Gionni Di Clemente
Danza degli Spiriti

Dodicilune Dischi – Ed 227 – 2006

Gionni Di Clemente: chitarre, sitar, oud
Elmer Schafer: sassofoni, clarinetto basso
Graziano Caproni: pianoforte, fisarmonica, tastiere
Emiliano Macrini>: contrabbasso
Morgan Fascioli>: batteria, percussioni

 Danza degli Spiriti


Danza degli Spiriti è l’album di debutto dell’ensemble di Gionni Di Clemente. Il virtuoso chitarrista pugliese, che alla chitarra classica alterna il sitar e l’oud, considerato dagli arabi il sultano degli strumenti musicali, è qui accompagnato dai sassofoni e dal clarinetto basso dello svizzero Elmar Schafer, dal piano di Graziano Caprioni, dal basso di Emiliano Macrini e dalle percussioni di Morgan Fascioli.

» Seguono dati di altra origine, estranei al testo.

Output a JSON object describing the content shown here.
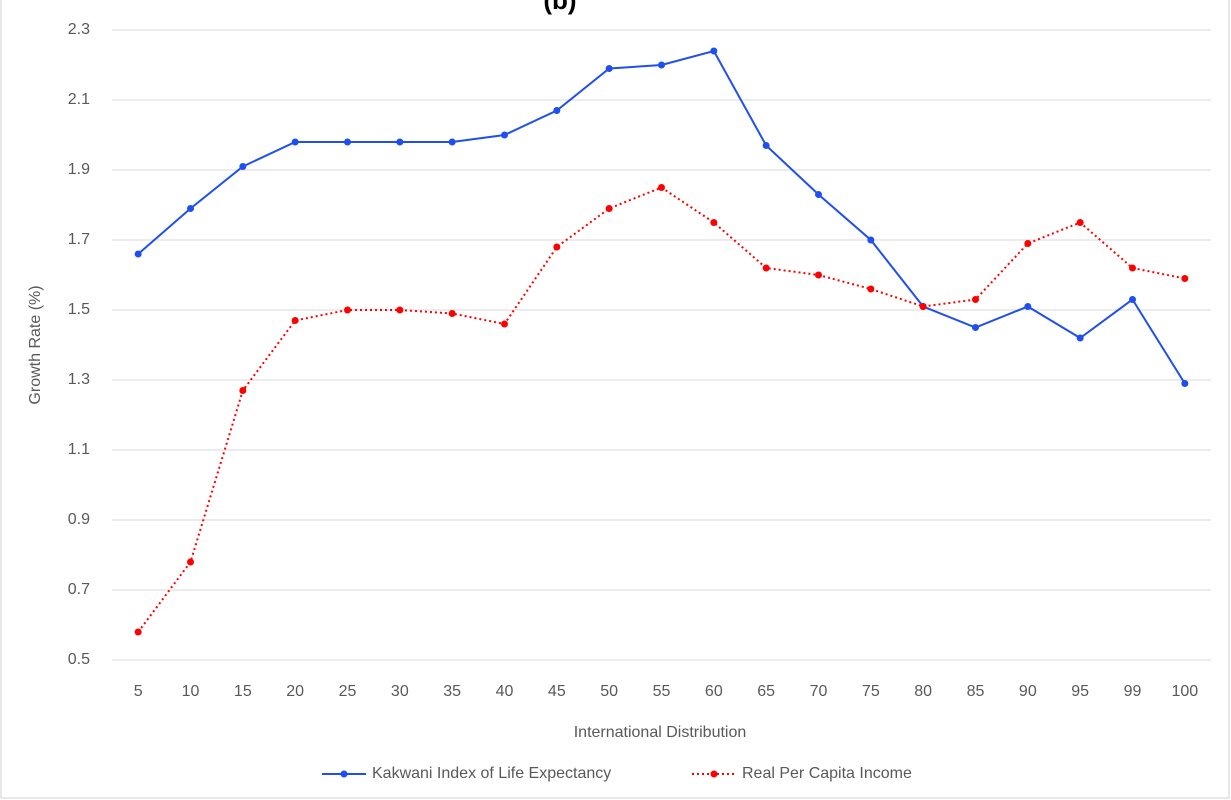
{
  "chart_data": {
    "type": "line",
    "title": "(b)",
    "x_label": "International Distribution",
    "y_label": "Growth Rate (%)",
    "categories": [
      "5",
      "10",
      "15",
      "20",
      "25",
      "30",
      "35",
      "40",
      "45",
      "50",
      "55",
      "60",
      "65",
      "70",
      "75",
      "80",
      "85",
      "90",
      "95",
      "99",
      "100"
    ],
    "series": [
      {
        "name": "Kakwani Index of Life Expectancy",
        "color": "#1f4ff0",
        "dash": "solid",
        "values": [
          1.66,
          1.79,
          1.91,
          1.98,
          1.98,
          1.98,
          1.98,
          2.0,
          2.07,
          2.19,
          2.2,
          2.24,
          1.97,
          1.83,
          1.7,
          1.51,
          1.45,
          1.51,
          1.42,
          1.53,
          1.29
        ]
      },
      {
        "name": "Real Per Capita Income",
        "color": "#ff0000",
        "dash": "dotted",
        "values": [
          0.58,
          0.78,
          1.27,
          1.47,
          1.5,
          1.5,
          1.49,
          1.46,
          1.68,
          1.79,
          1.85,
          1.75,
          1.62,
          1.6,
          1.56,
          1.51,
          1.53,
          1.69,
          1.75,
          1.62,
          1.59
        ]
      }
    ],
    "ylim": [
      0.5,
      2.3
    ],
    "yticks": [
      0.5,
      0.7,
      0.9,
      1.1,
      1.3,
      1.5,
      1.7,
      1.9,
      2.1,
      2.3
    ],
    "grid": true,
    "legend": "bottom"
  }
}
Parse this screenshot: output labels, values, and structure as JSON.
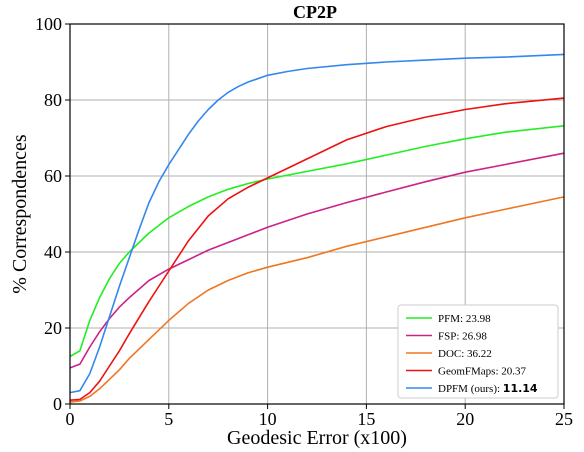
{
  "chart_data": {
    "type": "line",
    "title": "CP2P",
    "xlabel": "Geodesic Error (x100)",
    "ylabel": "% Correspondences",
    "xlim": [
      0,
      25
    ],
    "ylim": [
      0,
      100
    ],
    "xticks": [
      0,
      5,
      10,
      15,
      20,
      25
    ],
    "yticks": [
      0,
      20,
      40,
      60,
      80,
      100
    ],
    "grid": true,
    "legend_position": "bottom-right",
    "series": [
      {
        "name": "PFM: 23.98",
        "label_text": "PFM: 23.98",
        "label_bold": "",
        "color": "#22ee22",
        "x": [
          0,
          0.5,
          1,
          1.5,
          2,
          2.5,
          3,
          4,
          5,
          6,
          7,
          8,
          9,
          10,
          12,
          14,
          16,
          18,
          20,
          22,
          25
        ],
        "y": [
          12.5,
          14,
          22,
          28,
          33,
          37,
          40,
          45,
          49,
          52,
          54.5,
          56.5,
          58,
          59.2,
          61.2,
          63.2,
          65.5,
          67.8,
          69.8,
          71.5,
          73.2
        ]
      },
      {
        "name": "FSP: 26.98",
        "label_text": "FSP: 26.98",
        "label_bold": "",
        "color": "#cc2288",
        "x": [
          0,
          0.5,
          1,
          1.5,
          2,
          2.5,
          3,
          4,
          5,
          6,
          7,
          8,
          9,
          10,
          12,
          14,
          16,
          18,
          20,
          22,
          25
        ],
        "y": [
          9.5,
          10.5,
          15,
          19,
          22.5,
          25.5,
          28,
          32.5,
          35.5,
          38,
          40.5,
          42.5,
          44.5,
          46.5,
          50,
          53,
          55.8,
          58.5,
          61,
          63,
          66
        ]
      },
      {
        "name": "DOC: 36.22",
        "label_text": "DOC: 36.22",
        "label_bold": "",
        "color": "#ee7722",
        "x": [
          0,
          0.5,
          1,
          1.5,
          2,
          2.5,
          3,
          4,
          5,
          6,
          7,
          8,
          9,
          10,
          12,
          14,
          16,
          18,
          20,
          22,
          25
        ],
        "y": [
          0.5,
          0.8,
          2,
          4,
          6.5,
          9,
          12,
          17,
          22,
          26.5,
          30,
          32.5,
          34.5,
          36,
          38.5,
          41.5,
          44,
          46.5,
          49,
          51.2,
          54.5
        ]
      },
      {
        "name": "GeomFMaps: 20.37",
        "label_text": "GeomFMaps: 20.37",
        "label_bold": "",
        "color": "#ee1111",
        "x": [
          0,
          0.5,
          1,
          1.5,
          2,
          2.5,
          3,
          4,
          5,
          6,
          7,
          8,
          9,
          10,
          11,
          12,
          14,
          16,
          18,
          20,
          22,
          25
        ],
        "y": [
          1,
          1.2,
          3,
          6,
          10,
          14,
          18.5,
          27,
          35,
          43,
          49.5,
          54,
          57,
          59.5,
          62,
          64.5,
          69.5,
          73,
          75.5,
          77.5,
          79,
          80.5
        ]
      },
      {
        "name": "DPFM (ours): 11.14",
        "label_text": "DPFM (ours): ",
        "label_bold": "11.14",
        "color": "#3388ee",
        "x": [
          0,
          0.5,
          1,
          1.5,
          2,
          2.5,
          3,
          3.5,
          4,
          4.5,
          5,
          5.5,
          6,
          6.5,
          7,
          7.5,
          8,
          8.5,
          9,
          10,
          11,
          12,
          14,
          16,
          18,
          20,
          22,
          25
        ],
        "y": [
          3,
          3.5,
          8,
          15,
          23,
          31,
          38.5,
          46,
          53,
          58.5,
          63,
          67,
          71,
          74.5,
          77.5,
          80,
          82,
          83.5,
          84.7,
          86.5,
          87.5,
          88.3,
          89.3,
          90,
          90.5,
          91,
          91.3,
          92
        ]
      }
    ]
  }
}
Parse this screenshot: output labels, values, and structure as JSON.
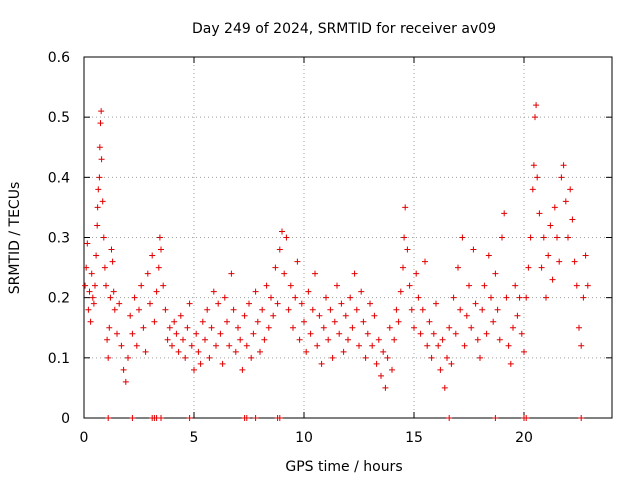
{
  "chart_data": {
    "type": "scatter",
    "title": "Day 249 of 2024, SRMTID for receiver av09",
    "xlabel": "GPS time / hours",
    "ylabel": "SRMTID / TECUs",
    "xlim": [
      0,
      24
    ],
    "ylim": [
      0,
      0.6
    ],
    "xticks": [
      0,
      5,
      10,
      15,
      20
    ],
    "xtick_labels": [
      "0",
      "5",
      "10",
      "15",
      "20"
    ],
    "yticks": [
      0,
      0.1,
      0.2,
      0.3,
      0.4,
      0.5,
      0.6
    ],
    "ytick_labels": [
      "0",
      "0.1",
      "0.2",
      "0.3",
      "0.4",
      "0.5",
      "0.6"
    ],
    "grid": true,
    "marker": "+",
    "color": "#e00000",
    "series": [
      {
        "name": "SRMTID",
        "points": [
          [
            0.05,
            0.22
          ],
          [
            0.1,
            0.25
          ],
          [
            0.15,
            0.29
          ],
          [
            0.2,
            0.18
          ],
          [
            0.25,
            0.21
          ],
          [
            0.3,
            0.16
          ],
          [
            0.35,
            0.24
          ],
          [
            0.4,
            0.2
          ],
          [
            0.45,
            0.19
          ],
          [
            0.5,
            0.22
          ],
          [
            0.55,
            0.27
          ],
          [
            0.6,
            0.32
          ],
          [
            0.62,
            0.35
          ],
          [
            0.65,
            0.38
          ],
          [
            0.7,
            0.4
          ],
          [
            0.72,
            0.45
          ],
          [
            0.75,
            0.49
          ],
          [
            0.78,
            0.51
          ],
          [
            0.8,
            0.43
          ],
          [
            0.85,
            0.36
          ],
          [
            0.9,
            0.3
          ],
          [
            0.95,
            0.25
          ],
          [
            1.0,
            0.22
          ],
          [
            1.05,
            0.13
          ],
          [
            1.1,
            0.1
          ],
          [
            1.15,
            0.15
          ],
          [
            1.2,
            0.2
          ],
          [
            1.25,
            0.28
          ],
          [
            1.3,
            0.26
          ],
          [
            1.35,
            0.21
          ],
          [
            1.4,
            0.18
          ],
          [
            1.5,
            0.14
          ],
          [
            1.6,
            0.19
          ],
          [
            1.7,
            0.12
          ],
          [
            1.8,
            0.08
          ],
          [
            1.9,
            0.06
          ],
          [
            2.0,
            0.1
          ],
          [
            2.1,
            0.17
          ],
          [
            2.2,
            0.14
          ],
          [
            2.3,
            0.2
          ],
          [
            2.4,
            0.12
          ],
          [
            2.5,
            0.18
          ],
          [
            2.6,
            0.22
          ],
          [
            2.7,
            0.15
          ],
          [
            2.8,
            0.11
          ],
          [
            2.9,
            0.24
          ],
          [
            3.0,
            0.19
          ],
          [
            3.1,
            0.27
          ],
          [
            3.2,
            0.16
          ],
          [
            3.3,
            0.21
          ],
          [
            3.4,
            0.25
          ],
          [
            3.45,
            0.3
          ],
          [
            3.5,
            0.28
          ],
          [
            3.6,
            0.22
          ],
          [
            3.7,
            0.18
          ],
          [
            3.8,
            0.13
          ],
          [
            3.9,
            0.15
          ],
          [
            4.0,
            0.12
          ],
          [
            4.1,
            0.16
          ],
          [
            4.2,
            0.14
          ],
          [
            4.3,
            0.11
          ],
          [
            4.4,
            0.17
          ],
          [
            4.5,
            0.13
          ],
          [
            4.6,
            0.1
          ],
          [
            4.7,
            0.15
          ],
          [
            4.8,
            0.19
          ],
          [
            4.9,
            0.12
          ],
          [
            5.0,
            0.08
          ],
          [
            5.1,
            0.14
          ],
          [
            5.2,
            0.11
          ],
          [
            5.3,
            0.09
          ],
          [
            5.4,
            0.16
          ],
          [
            5.5,
            0.13
          ],
          [
            5.6,
            0.18
          ],
          [
            5.7,
            0.1
          ],
          [
            5.8,
            0.15
          ],
          [
            5.9,
            0.21
          ],
          [
            6.0,
            0.12
          ],
          [
            6.1,
            0.19
          ],
          [
            6.2,
            0.14
          ],
          [
            6.3,
            0.09
          ],
          [
            6.4,
            0.2
          ],
          [
            6.5,
            0.16
          ],
          [
            6.6,
            0.12
          ],
          [
            6.7,
            0.24
          ],
          [
            6.8,
            0.18
          ],
          [
            6.9,
            0.11
          ],
          [
            7.0,
            0.15
          ],
          [
            7.1,
            0.13
          ],
          [
            7.2,
            0.08
          ],
          [
            7.3,
            0.17
          ],
          [
            7.4,
            0.12
          ],
          [
            7.5,
            0.19
          ],
          [
            7.6,
            0.1
          ],
          [
            7.7,
            0.14
          ],
          [
            7.8,
            0.21
          ],
          [
            7.9,
            0.16
          ],
          [
            8.0,
            0.11
          ],
          [
            8.1,
            0.18
          ],
          [
            8.2,
            0.13
          ],
          [
            8.3,
            0.22
          ],
          [
            8.4,
            0.15
          ],
          [
            8.5,
            0.2
          ],
          [
            8.6,
            0.17
          ],
          [
            8.7,
            0.25
          ],
          [
            8.8,
            0.19
          ],
          [
            8.9,
            0.28
          ],
          [
            9.0,
            0.31
          ],
          [
            9.1,
            0.24
          ],
          [
            9.2,
            0.3
          ],
          [
            9.3,
            0.18
          ],
          [
            9.4,
            0.22
          ],
          [
            9.5,
            0.15
          ],
          [
            9.6,
            0.2
          ],
          [
            9.7,
            0.26
          ],
          [
            9.8,
            0.13
          ],
          [
            9.9,
            0.19
          ],
          [
            10.0,
            0.16
          ],
          [
            10.1,
            0.11
          ],
          [
            10.2,
            0.21
          ],
          [
            10.3,
            0.14
          ],
          [
            10.4,
            0.18
          ],
          [
            10.5,
            0.24
          ],
          [
            10.6,
            0.12
          ],
          [
            10.7,
            0.17
          ],
          [
            10.8,
            0.09
          ],
          [
            10.9,
            0.15
          ],
          [
            11.0,
            0.2
          ],
          [
            11.1,
            0.13
          ],
          [
            11.2,
            0.18
          ],
          [
            11.3,
            0.1
          ],
          [
            11.4,
            0.16
          ],
          [
            11.5,
            0.22
          ],
          [
            11.6,
            0.14
          ],
          [
            11.7,
            0.19
          ],
          [
            11.8,
            0.11
          ],
          [
            11.9,
            0.17
          ],
          [
            12.0,
            0.13
          ],
          [
            12.1,
            0.2
          ],
          [
            12.2,
            0.15
          ],
          [
            12.3,
            0.24
          ],
          [
            12.4,
            0.18
          ],
          [
            12.5,
            0.12
          ],
          [
            12.6,
            0.21
          ],
          [
            12.7,
            0.16
          ],
          [
            12.8,
            0.1
          ],
          [
            12.9,
            0.14
          ],
          [
            13.0,
            0.19
          ],
          [
            13.1,
            0.12
          ],
          [
            13.2,
            0.17
          ],
          [
            13.3,
            0.09
          ],
          [
            13.4,
            0.13
          ],
          [
            13.5,
            0.07
          ],
          [
            13.6,
            0.11
          ],
          [
            13.7,
            0.05
          ],
          [
            13.8,
            0.1
          ],
          [
            13.9,
            0.15
          ],
          [
            14.0,
            0.08
          ],
          [
            14.1,
            0.13
          ],
          [
            14.2,
            0.18
          ],
          [
            14.3,
            0.16
          ],
          [
            14.4,
            0.21
          ],
          [
            14.5,
            0.25
          ],
          [
            14.55,
            0.3
          ],
          [
            14.6,
            0.35
          ],
          [
            14.7,
            0.28
          ],
          [
            14.8,
            0.22
          ],
          [
            14.9,
            0.18
          ],
          [
            15.0,
            0.15
          ],
          [
            15.1,
            0.24
          ],
          [
            15.2,
            0.2
          ],
          [
            15.3,
            0.14
          ],
          [
            15.4,
            0.18
          ],
          [
            15.5,
            0.26
          ],
          [
            15.6,
            0.12
          ],
          [
            15.7,
            0.16
          ],
          [
            15.8,
            0.1
          ],
          [
            15.9,
            0.14
          ],
          [
            16.0,
            0.19
          ],
          [
            16.1,
            0.12
          ],
          [
            16.2,
            0.08
          ],
          [
            16.3,
            0.13
          ],
          [
            16.4,
            0.05
          ],
          [
            16.5,
            0.1
          ],
          [
            16.6,
            0.15
          ],
          [
            16.7,
            0.09
          ],
          [
            16.8,
            0.2
          ],
          [
            16.9,
            0.14
          ],
          [
            17.0,
            0.25
          ],
          [
            17.1,
            0.18
          ],
          [
            17.2,
            0.3
          ],
          [
            17.3,
            0.12
          ],
          [
            17.4,
            0.17
          ],
          [
            17.5,
            0.22
          ],
          [
            17.6,
            0.15
          ],
          [
            17.7,
            0.28
          ],
          [
            17.8,
            0.19
          ],
          [
            17.9,
            0.13
          ],
          [
            18.0,
            0.1
          ],
          [
            18.1,
            0.18
          ],
          [
            18.2,
            0.22
          ],
          [
            18.3,
            0.14
          ],
          [
            18.4,
            0.27
          ],
          [
            18.5,
            0.2
          ],
          [
            18.6,
            0.16
          ],
          [
            18.7,
            0.24
          ],
          [
            18.8,
            0.18
          ],
          [
            18.9,
            0.13
          ],
          [
            19.0,
            0.3
          ],
          [
            19.1,
            0.34
          ],
          [
            19.2,
            0.2
          ],
          [
            19.3,
            0.12
          ],
          [
            19.4,
            0.09
          ],
          [
            19.5,
            0.15
          ],
          [
            19.6,
            0.22
          ],
          [
            19.7,
            0.17
          ],
          [
            19.8,
            0.2
          ],
          [
            19.9,
            0.14
          ],
          [
            20.0,
            0.11
          ],
          [
            20.1,
            0.2
          ],
          [
            20.2,
            0.25
          ],
          [
            20.3,
            0.3
          ],
          [
            20.4,
            0.38
          ],
          [
            20.45,
            0.42
          ],
          [
            20.5,
            0.5
          ],
          [
            20.55,
            0.52
          ],
          [
            20.6,
            0.4
          ],
          [
            20.7,
            0.34
          ],
          [
            20.8,
            0.25
          ],
          [
            20.9,
            0.3
          ],
          [
            21.0,
            0.2
          ],
          [
            21.1,
            0.27
          ],
          [
            21.2,
            0.32
          ],
          [
            21.3,
            0.23
          ],
          [
            21.4,
            0.35
          ],
          [
            21.5,
            0.3
          ],
          [
            21.6,
            0.26
          ],
          [
            21.7,
            0.4
          ],
          [
            21.8,
            0.42
          ],
          [
            21.9,
            0.36
          ],
          [
            22.0,
            0.3
          ],
          [
            22.1,
            0.38
          ],
          [
            22.2,
            0.33
          ],
          [
            22.3,
            0.26
          ],
          [
            22.4,
            0.22
          ],
          [
            22.5,
            0.15
          ],
          [
            22.6,
            0.12
          ],
          [
            22.7,
            0.2
          ],
          [
            22.8,
            0.27
          ],
          [
            22.9,
            0.22
          ]
        ]
      }
    ],
    "zero_points_x": [
      1.1,
      2.2,
      3.1,
      3.2,
      3.3,
      3.5,
      4.8,
      7.3,
      7.4,
      7.8,
      8.8,
      8.9,
      16.6,
      18.7,
      20.0,
      20.1,
      22.6
    ]
  }
}
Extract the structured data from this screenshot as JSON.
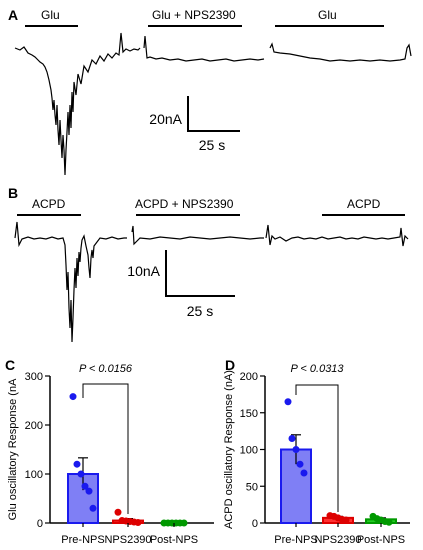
{
  "panel_letters": {
    "a": "A",
    "b": "B",
    "c": "C",
    "d": "D"
  },
  "panel_a": {
    "bars": [
      "Glu",
      "Glu + NPS2390",
      "Glu"
    ],
    "scale": {
      "y_label": "20nA",
      "x_label": "25 s"
    }
  },
  "panel_b": {
    "bars": [
      "ACPD",
      "ACPD + NPS2390",
      "ACPD"
    ],
    "scale": {
      "y_label": "10nA",
      "x_label": "25 s"
    }
  },
  "chart_data": [
    {
      "type": "bar",
      "panel": "C",
      "ylabel": "Glu oscillatory  Response (nA",
      "ylim": [
        0,
        300
      ],
      "yticks": [
        0,
        100,
        200,
        300
      ],
      "categories": [
        "Pre-NPS",
        "NPS2390",
        "Post-NPS"
      ],
      "values": [
        100,
        5,
        0
      ],
      "errors": [
        33,
        4,
        0
      ],
      "colors": {
        "fill": [
          "#7f7ff5",
          "#ff3030",
          "#22cc22"
        ],
        "edge": [
          "#1a1aee",
          "#dd0000",
          "#009900"
        ]
      },
      "points": [
        [
          258,
          120,
          100,
          75,
          65,
          30
        ],
        [
          22,
          5,
          4,
          3,
          2,
          1
        ],
        [
          0,
          0,
          0,
          0,
          0,
          0
        ]
      ],
      "annotation": "P < 0.0156"
    },
    {
      "type": "bar",
      "panel": "D",
      "ylabel": "ACPD oscillatory  Response (nA)",
      "ylim": [
        0,
        200
      ],
      "yticks": [
        0,
        50,
        100,
        150,
        200
      ],
      "categories": [
        "Pre-NPS",
        "NPS2390",
        "Post-NPS"
      ],
      "values": [
        100,
        7,
        5
      ],
      "errors": [
        20,
        2,
        2
      ],
      "colors": {
        "fill": [
          "#7f7ff5",
          "#ff3030",
          "#22cc22"
        ],
        "edge": [
          "#1a1aee",
          "#dd0000",
          "#009900"
        ]
      },
      "points": [
        [
          165,
          115,
          100,
          80,
          68
        ],
        [
          10,
          9,
          7,
          5,
          4
        ],
        [
          9,
          6,
          4,
          2,
          1
        ]
      ],
      "annotation": "P < 0.0313"
    }
  ]
}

La sempre continua ricerca musicale e culturale che ha da sempre portato Di Clemente ad interessarsi alle diverse tradizioni etniche sembra trovare in questo quintetto la sua naturale collocazione in cui vengono miscelati ritmi della cultura araba, balcanica e indiana passando per il jazz e la fusion in suggestivi momenti che ci riportano alla mente le atmosfere degli Oregon, dove Ralph Tower viene non a caso citato insieme a Egberto Gismondi come uno dei riferimenti artistici. L’album, composto da dieci brani, tutti originali, per quasi un’ora di eleganti melodie, è un perfetto viaggio musicale che tocca diverse aree geografiche, dai paesi mediterranei all’India, ma che non si può certamente sminuire etichettandolo come world music. È più che altro un mix di suggestivi sapori e atmosfere che via via ci accompagnano all’ascolto, impreziositi dall’uso di strumenti tradizionali mai comunque banali o forzati. Ed ecco dunque passare dal jazz del brano d’apertura Cliff of Moher, all’atmosfera più malinconica Musica, dall’omaggio di Epitaffio a Nick Drake, altro riferimento musicale del leader, fino alle più arabeggianti Afida e Jorma. Danza degli spiriti è senza dubbio un piccolo capolavoro sia per gusto che per le qualità degli interpreti, dove finalmente alla tecnica individuale viene preferita la volontà e il piacere comune di creare qualcosa di gradevole e raffinato mettendo da parte inutili virtuosismi, caratteristica (ahinoi) sempre più difficile trovare nelle produzioni moderne.